A second quote that stems from the first is "You become the active agents responsible for the making and understanding the representation" , and although this has to do with dancing in the text, in reality this is what we want all of our students to be able to do. We want to give them the necessary tools and knowledge to understand the material, but we want them to actively engage with it and form relational understandings through whatever form they're most comfortable with. We should encourage students to learn through analogies or physical representations, as it can give the context a sense of realism and practicality. I remember in physics we used the right hand rule, this physical representation really made sense of how forces may work on an object and therefore made the content easier.

Euclidian Poems

Euclid is credited as being one of the founders of geometry, having influenced and proved many theorems that have set the basis for what is commonly referred to as Euclidean Geometry! In Euclid's Elements, rigorous mathematical proofs are used to lay the foundation for geometry. 

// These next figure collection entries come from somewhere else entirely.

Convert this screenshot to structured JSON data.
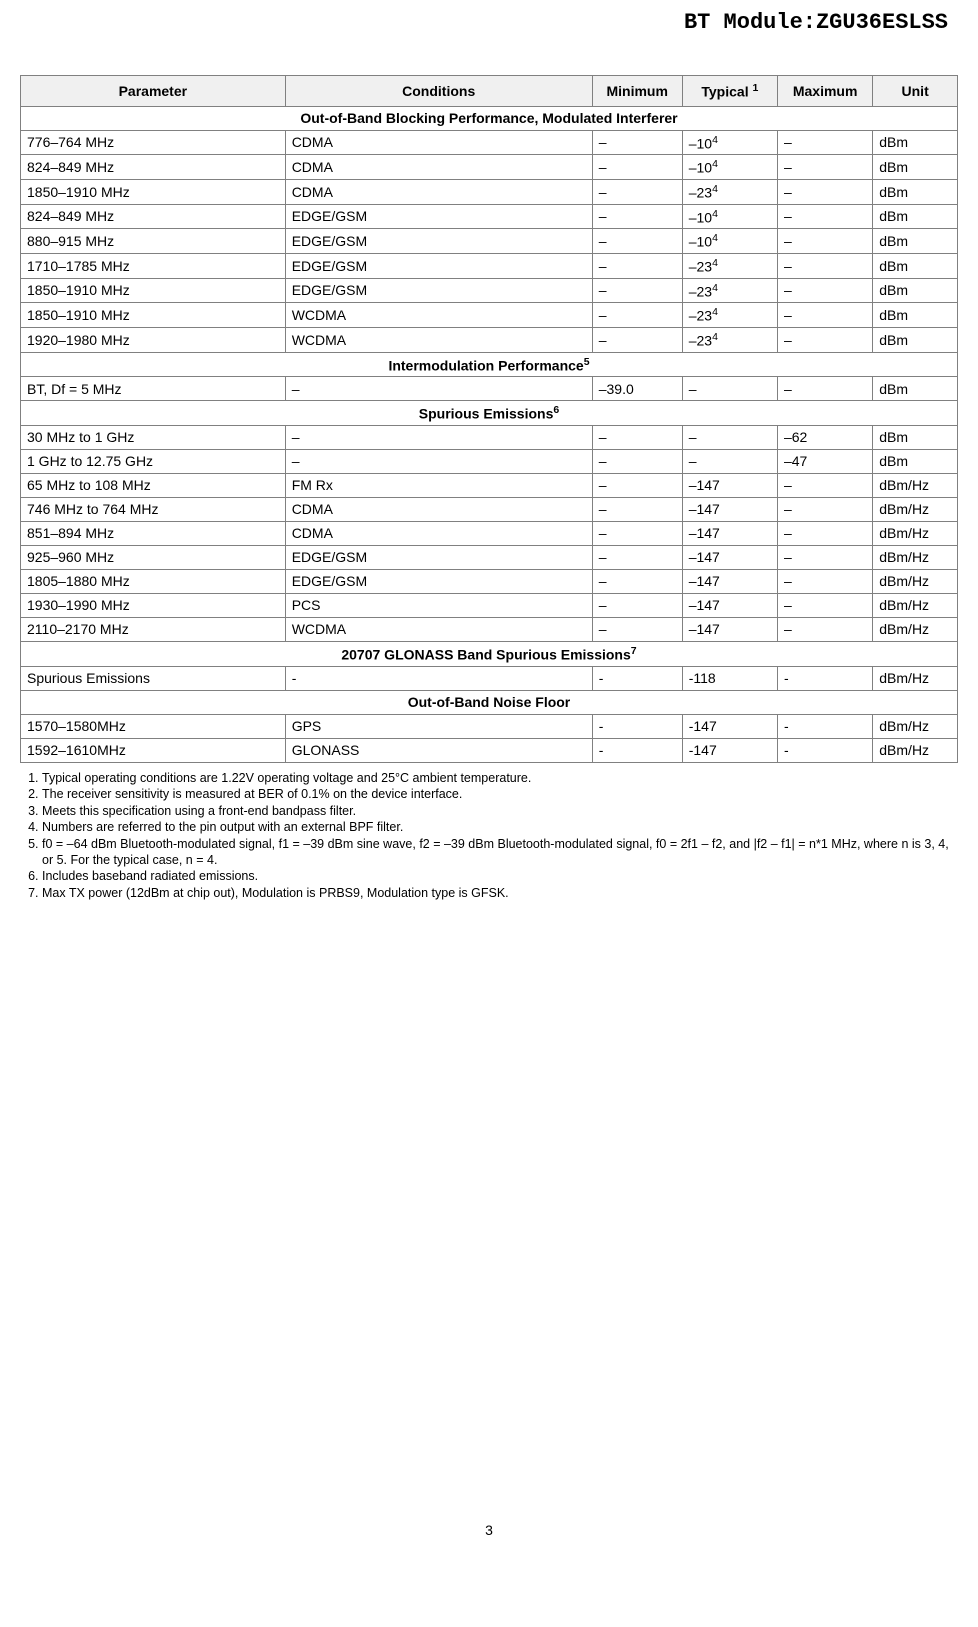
{
  "page": {
    "title": "BT Module:ZGU36ESLSS",
    "page_number": "3"
  },
  "table": {
    "headers": {
      "parameter": "Parameter",
      "conditions": "Conditions",
      "minimum": "Minimum",
      "typical": "Typical",
      "typical_sup": "1",
      "maximum": "Maximum",
      "unit": "Unit"
    },
    "sections": [
      {
        "title": "Out-of-Band Blocking Performance, Modulated Interferer",
        "title_sup": "",
        "rows": [
          {
            "param": "776–764 MHz",
            "cond": "CDMA",
            "min": "–",
            "typ": "–10",
            "typ_sup": "4",
            "max": "–",
            "unit": "dBm"
          },
          {
            "param": "824–849 MHz",
            "cond": "CDMA",
            "min": "–",
            "typ": "–10",
            "typ_sup": "4",
            "max": "–",
            "unit": "dBm"
          },
          {
            "param": "1850–1910 MHz",
            "cond": "CDMA",
            "min": "–",
            "typ": "–23",
            "typ_sup": "4",
            "max": "–",
            "unit": "dBm"
          },
          {
            "param": "824–849 MHz",
            "cond": "EDGE/GSM",
            "min": "–",
            "typ": "–10",
            "typ_sup": "4",
            "max": "–",
            "unit": "dBm"
          },
          {
            "param": "880–915 MHz",
            "cond": "EDGE/GSM",
            "min": "–",
            "typ": "–10",
            "typ_sup": "4",
            "max": "–",
            "unit": "dBm"
          },
          {
            "param": "1710–1785 MHz",
            "cond": "EDGE/GSM",
            "min": "–",
            "typ": "–23",
            "typ_sup": "4",
            "max": "–",
            "unit": "dBm"
          },
          {
            "param": "1850–1910 MHz",
            "cond": "EDGE/GSM",
            "min": "–",
            "typ": "–23",
            "typ_sup": "4",
            "max": "–",
            "unit": "dBm"
          },
          {
            "param": "1850–1910 MHz",
            "cond": "WCDMA",
            "min": "–",
            "typ": "–23",
            "typ_sup": "4",
            "max": "–",
            "unit": "dBm"
          },
          {
            "param": "1920–1980 MHz",
            "cond": "WCDMA",
            "min": "–",
            "typ": "–23",
            "typ_sup": "4",
            "max": "–",
            "unit": "dBm"
          }
        ]
      },
      {
        "title": "Intermodulation Performance",
        "title_sup": "5",
        "rows": [
          {
            "param": "BT, Df = 5 MHz",
            "cond": "–",
            "min": "–39.0",
            "typ": "–",
            "typ_sup": "",
            "max": "–",
            "unit": "dBm"
          }
        ]
      },
      {
        "title": "Spurious Emissions",
        "title_sup": "6",
        "rows": [
          {
            "param": "30 MHz to 1 GHz",
            "cond": "–",
            "min": "–",
            "typ": "–",
            "typ_sup": "",
            "max": "–62",
            "unit": "dBm"
          },
          {
            "param": "1 GHz to 12.75 GHz",
            "cond": "–",
            "min": "–",
            "typ": "–",
            "typ_sup": "",
            "max": "–47",
            "unit": "dBm"
          },
          {
            "param": "65 MHz to 108 MHz",
            "cond": "FM Rx",
            "min": "–",
            "typ": "–147",
            "typ_sup": "",
            "max": "–",
            "unit": "dBm/Hz"
          },
          {
            "param": "746 MHz to 764 MHz",
            "cond": "CDMA",
            "min": "–",
            "typ": "–147",
            "typ_sup": "",
            "max": "–",
            "unit": "dBm/Hz"
          },
          {
            "param": "851–894 MHz",
            "cond": "CDMA",
            "min": "–",
            "typ": "–147",
            "typ_sup": "",
            "max": "–",
            "unit": "dBm/Hz"
          },
          {
            "param": "925–960 MHz",
            "cond": "EDGE/GSM",
            "min": "–",
            "typ": "–147",
            "typ_sup": "",
            "max": "–",
            "unit": "dBm/Hz"
          },
          {
            "param": "1805–1880 MHz",
            "cond": "EDGE/GSM",
            "min": "–",
            "typ": "–147",
            "typ_sup": "",
            "max": "–",
            "unit": "dBm/Hz"
          },
          {
            "param": "1930–1990 MHz",
            "cond": "PCS",
            "min": "–",
            "typ": "–147",
            "typ_sup": "",
            "max": "–",
            "unit": "dBm/Hz"
          },
          {
            "param": "2110–2170 MHz",
            "cond": "WCDMA",
            "min": "–",
            "typ": "–147",
            "typ_sup": "",
            "max": "–",
            "unit": "dBm/Hz"
          }
        ]
      },
      {
        "title": "20707 GLONASS Band Spurious Emissions",
        "title_sup": "7",
        "rows": [
          {
            "param": "Spurious Emissions",
            "cond": "-",
            "min": "-",
            "typ": "-118",
            "typ_sup": "",
            "max": "-",
            "unit": "dBm/Hz"
          }
        ]
      },
      {
        "title": "Out-of-Band Noise Floor",
        "title_sup": "",
        "rows": [
          {
            "param": "1570–1580MHz",
            "cond": "GPS",
            "min": "-",
            "typ": "-147",
            "typ_sup": "",
            "max": "-",
            "unit": "dBm/Hz"
          },
          {
            "param": "1592–1610MHz",
            "cond": "GLONASS",
            "min": "-",
            "typ": "-147",
            "typ_sup": "",
            "max": "-",
            "unit": "dBm/Hz"
          }
        ]
      }
    ]
  },
  "notes": [
    "Typical operating conditions are 1.22V operating voltage and 25°C ambient temperature.",
    "The receiver sensitivity is measured at BER of 0.1% on the device interface.",
    "Meets this specification using a front-end bandpass filter.",
    "Numbers are referred to the pin output with an external BPF filter.",
    "f0 = –64 dBm Bluetooth-modulated signal, f1 = –39 dBm sine wave, f2 = –39 dBm Bluetooth-modulated signal, f0 = 2f1 – f2, and |f2 – f1| = n*1 MHz, where n is 3, 4, or 5. For the typical case, n = 4.",
    "Includes baseband radiated emissions.",
    "Max TX power (12dBm at chip out), Modulation is PRBS9, Modulation type is GFSK."
  ]
}
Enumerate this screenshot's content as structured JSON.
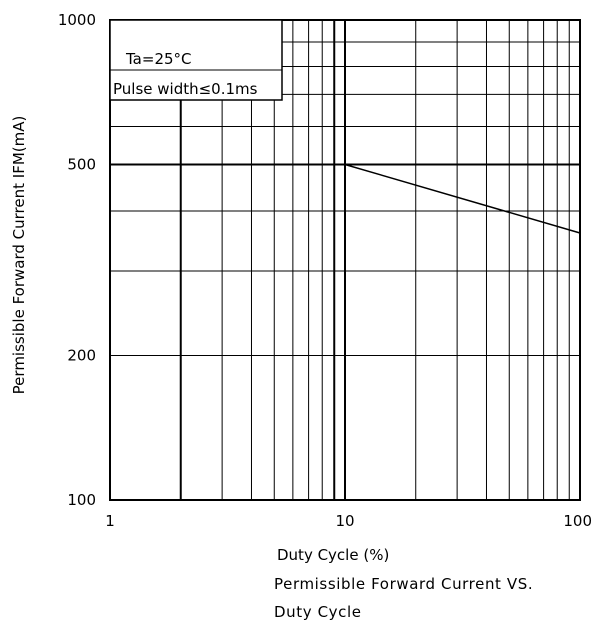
{
  "chart_data": {
    "type": "line",
    "xlabel": "Duty Cycle (%)",
    "ylabel": "Permissible Forward Current IFM(mA)",
    "x_scale": "log",
    "y_scale": "log",
    "xlim": [
      1,
      100
    ],
    "ylim": [
      100,
      1000
    ],
    "x_ticks": [
      "1",
      "10",
      "100"
    ],
    "y_ticks": [
      "100",
      "200",
      "500",
      "1000"
    ],
    "grid": true,
    "annotations": [
      "Ta=25°C",
      "Pulse width≤0.1ms"
    ],
    "series": [
      {
        "x": [
          1,
          10,
          100
        ],
        "y": [
          500,
          500,
          360
        ]
      }
    ]
  },
  "caption": {
    "line1": "Permissible Forward Current VS.",
    "line2": "Duty Cycle"
  }
}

The poem written by Edna St. Vincent Millay is particularly interesting in the sense that it seemed like an ode to Euclid, praising that he "alone has looked on Beauty bare". What's interesting is the capitalization the word Beauty, almost personifying it and giving the word meaning. I believe what the author is trying to say is that by working rigorously through mathematical proof, Euclid has seen beauty in an existential form and perceives the world differently than 'most people'. She is putting Euclid on a pedestal and saying he is an intellectual far beyond anyone else as he "alone" has seen Beauty. She then reiterates this at the end of the poem by saying "fortunate they who, though once only and then but far away, have heard her massive sandal set on stone" she is referring to people who have come close have only seen 'her' (referring to Beauty) 'massive sandal set on stone' once again personifying and giving life to the term; but also showing the distance between Euclid and others. While he has witnessed Beauty bare, others have only heard the sandal set on stone, and that is as close as they've gotten. I believe that this poem is made to make Euclid seem like an intellectual like no other; no one comes close to his levels of intellect, and it seems like no one ever will.

The second poem by David Kramer however seems more like a direct opposition to the ideals of the first poem. From the first line "Euclid alone has looked on Beauty bare?" the mere idea that Euclid is better than all is put into question immediately. I believe the poem is criticizing those who put Euclid on a pedestal in the lines "As you sang praise, Orpheus, of Eurydice, Your mouth became the orifice of your idiocy!". The story of Orpheus and Eurydice is a tragic one. To summarize: Orpheus lost his wife and visited the underworld to convince Hades to let her return; he said he would grant this wish, but Orpheus would have to walk back from the underworld and trust that Hades had let her follow behind him. Orpheus was thus instructed not to turn around and trust Hades that she will be following him. Orpheus almost made it to the end, but his anxiety got the best of him, thinking the Gods had tricked him, so he turned around only to see his wife Eurydice's shadow wisp away. I think the poem really targets on the turning around aspect and to continue looking forward. Yes, it is great to praise artists and scientists for their works, but to idolize and say they are the most intellectual people to ever exist is a disservice to other greats. "Has no one else of her seen hide or hair? Nor heard her massive sandal set on stone? Nor spoken with her on the telephone?" I believe this line is expressing that other people have come just as close to Euclid on seeing true Beauty and should be respected for that reason.